Dos hechos sobresalen en el panorama de la constante crisis a las libertades de prensa. Uno es el que se refiere a las amenazas recibidas por el reportero Álvaro Delgado, por sus investigaciones sobre el núcleo ultraderechista “El Yunque”. El otro, el homicidio del columnista Francisco Ortiz Franco, puesto en la mira de los mismos que habían asesinado a Héctor Félix Miranda. Los dos periodistas del combativo semanario Zeta.
Se trata, una vez más, de dos hechos conectados con el (abuso de) poder, ya que no pocos de los integrantes de la sociedad secreta “El Yunque” y los que, como autores intelectuales ordenaron el crimen de Ortiz Franco, están abierta o encubiertamente infiltrados en el ejercicio del poder donde el PAN y el PRI tienen sus cotos de poder. Parece, pues, que la democracia de la alternancia y el viejo sistema que sobrevive con ganas de resucitar, tienen más de un factor común. Y no de estos es su intolerancia a las libertades de prensa, porque quienes las ejercen en el cumplimiento de su deber profesional son quienes más abren sínodos nocturnos por medio de la información y la crítica, para que la opinión pública tome conciencia de esa realidad.

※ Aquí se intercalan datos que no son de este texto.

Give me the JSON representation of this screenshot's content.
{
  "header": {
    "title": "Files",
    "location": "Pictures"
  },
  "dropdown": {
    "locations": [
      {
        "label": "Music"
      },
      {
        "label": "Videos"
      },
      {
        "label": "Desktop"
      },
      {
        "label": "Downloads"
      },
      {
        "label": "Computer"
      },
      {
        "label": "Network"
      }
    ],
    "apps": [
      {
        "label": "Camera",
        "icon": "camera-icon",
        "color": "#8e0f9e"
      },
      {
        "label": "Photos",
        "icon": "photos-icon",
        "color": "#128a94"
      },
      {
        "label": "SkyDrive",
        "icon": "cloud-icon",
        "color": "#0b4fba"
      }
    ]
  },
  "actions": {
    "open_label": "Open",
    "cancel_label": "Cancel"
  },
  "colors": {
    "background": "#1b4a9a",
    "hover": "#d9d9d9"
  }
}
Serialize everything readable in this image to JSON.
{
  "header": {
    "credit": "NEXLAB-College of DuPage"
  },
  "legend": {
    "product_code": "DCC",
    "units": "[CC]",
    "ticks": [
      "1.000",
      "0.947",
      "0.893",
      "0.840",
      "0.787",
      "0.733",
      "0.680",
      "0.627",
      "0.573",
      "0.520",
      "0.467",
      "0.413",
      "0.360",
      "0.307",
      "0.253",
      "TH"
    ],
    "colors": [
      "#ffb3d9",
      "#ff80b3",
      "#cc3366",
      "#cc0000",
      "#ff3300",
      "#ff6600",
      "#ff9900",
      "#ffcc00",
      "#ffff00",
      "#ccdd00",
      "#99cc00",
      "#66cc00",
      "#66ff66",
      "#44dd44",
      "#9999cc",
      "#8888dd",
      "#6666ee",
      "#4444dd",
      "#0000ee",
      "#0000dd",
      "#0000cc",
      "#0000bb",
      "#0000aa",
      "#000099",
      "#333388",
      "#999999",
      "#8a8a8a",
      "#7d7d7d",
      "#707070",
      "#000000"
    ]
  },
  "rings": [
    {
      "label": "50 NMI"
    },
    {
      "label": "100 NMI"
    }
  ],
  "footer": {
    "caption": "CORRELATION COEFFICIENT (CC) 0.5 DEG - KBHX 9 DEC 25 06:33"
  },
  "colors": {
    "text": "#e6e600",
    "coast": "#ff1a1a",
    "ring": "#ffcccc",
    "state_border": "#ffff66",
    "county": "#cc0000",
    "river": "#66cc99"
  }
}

Álvaro Delgado, reportero de Proceso, se ha dedicado a ir hasta el fondo de “El Yunque” en sus trabajos del periodismo de investigación y, además, en la publicación de un libro con el mismo nombre, donde rastrea con nombres a los socios de esa “cofradía secreta, cuyos militantes mantienen un juramento de fidelidad incluso al margen del partido por el que han optado, el PAN, al que deliberadamente penetraron para conquistar el poder, que ya detentan: la Organización Nacional del Yunque”.
Francisco Ortiz Franco, reportero y columnista de Zeta, estaba dedicado a buscar más información sobre el asesinato de su compañero Félix Miranda. Además, sus últimas colaboraciones se refieren, críticamente, a la campaña del priista Horge Hank Rhon, desde siempre señalado como que algo tuvo que ver en ese crimen, ya que dos de sus guardaespaldas fueron los que mataron al “Gato” Félix. Todo esto nos advierte sobre que los dos homicidios se deben a querer impedir el ejercicio de las libertades de escribir.
Las amenazas recibidas por Álvaro Delgado sobre sus investigaciones y el asesinato de Ortiz Franco, tienen en común que existen, en lo que sobrevive del viejo sistema priista y el moribundo gobierno panista, los mismos prejuicios. Y estos son los de detener, al precio de las amenazas cumplidas, que los periodistas informen y critiquen los excesos del poder. Sobre todo a sus protagonistas que amartillan las pistolas y disparan, como los nazis, cuando escuchan la palabra: prensa.
Dos hechos, pues, que demuestran que las libertades ejercidas con responsabilidad, no son toleradas por quienes tienen poder político y poder económico. Se trata, desde ese doble poder, de impedir que la opinión pública esté informada y reciba cuestionamientos sobre la vida pública, por medio del trabajo de la prensa escrita. El caso del “Dr. Simi”, que es lo mismo que Víctor González Torres, atacando al periodista Joaquín López Dóriga, es otro de esos casos cuando el poder económico mezclado con la ambición de poder político, se niegan a ser objeto de la información y la crítica. Estamos ante el fenómeno de la intolerancia política y ante la barbarie que ahora tienen amenazado al reportero Álvaro Delgado y muerto a Francisco Ortiz Franco.